There’s way more noise here.
How many e-mails do you get a day (including spam)? How many tweets are in your stream? Facebook updates? FriendFeed posts? RSS entries? We’re surrounded by so much information on the Internet it’s almost incomprehensible. Some of it is useful. Some of it is junk.
If you’re consuming content, you get to be the judge of what is helpful and what is pointless; the more time you spend on something, the less it’s noise and the more it’s a message.
If you’re creating content, most of it is noise. Noise you have to cut through to accurately convey your message to your intended recipients.
We all try our best at this, and it’s more important for some than others. For marketers, it’s a do or die kind of thing – greater signal to noise ratio means greater chance of conversion into buyers/subscribers/promoters. For friends, it’s not quite as big of a deal. Still, the digital landscape is awfully cluttered, isn’t it?
We want to be heard.
Ironically, the act of self-promotion produces more noise that others will attempt to cut through (because your message is noise for them). So we do what we can to keep the eyeballs on us. One of the tricks is emotional investment – if you can instill in people a sense of concern, or interest, or desire to know what comes next, they’ll be more likely to spend their own energy seeking you out. Another is to have novel, groundbreaking content that people simply. must. see. A third is to present it in some way they haven’t seen before, whether through video, audio, augmented reality, or whatever the next big medium/fad is.

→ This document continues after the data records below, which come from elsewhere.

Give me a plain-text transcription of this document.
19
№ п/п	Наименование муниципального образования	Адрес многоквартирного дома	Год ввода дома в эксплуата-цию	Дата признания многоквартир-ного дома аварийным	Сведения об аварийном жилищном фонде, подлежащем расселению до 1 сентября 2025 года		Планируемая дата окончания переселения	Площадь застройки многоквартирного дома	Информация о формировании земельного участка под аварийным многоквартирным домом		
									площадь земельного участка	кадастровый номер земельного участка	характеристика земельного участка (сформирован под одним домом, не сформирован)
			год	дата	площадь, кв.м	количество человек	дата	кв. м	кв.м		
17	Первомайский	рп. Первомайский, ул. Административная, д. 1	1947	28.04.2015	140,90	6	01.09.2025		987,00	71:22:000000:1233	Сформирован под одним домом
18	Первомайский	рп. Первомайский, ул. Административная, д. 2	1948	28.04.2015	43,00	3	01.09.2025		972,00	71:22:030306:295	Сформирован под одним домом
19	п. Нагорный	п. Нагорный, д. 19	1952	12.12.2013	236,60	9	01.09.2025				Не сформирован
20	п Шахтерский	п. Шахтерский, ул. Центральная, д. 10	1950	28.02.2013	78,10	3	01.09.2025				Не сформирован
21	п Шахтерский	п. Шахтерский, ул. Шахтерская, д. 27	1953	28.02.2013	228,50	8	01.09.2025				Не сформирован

Of course, these are just a few ways to make your signal stand about above the noise, and they may or may not work for you. But there are times when I can’t help but ask – do we all need to take a step back? Do we need to let the noise wash over us to understand what’s going on now and in turn understand what we have to do next? Or do we just need to keep on pressing forward, shouting out into the noise, letting our voices join the ever growing din?
I think maybe the answer is somewhere in between. I’m really curious to find out. How about you?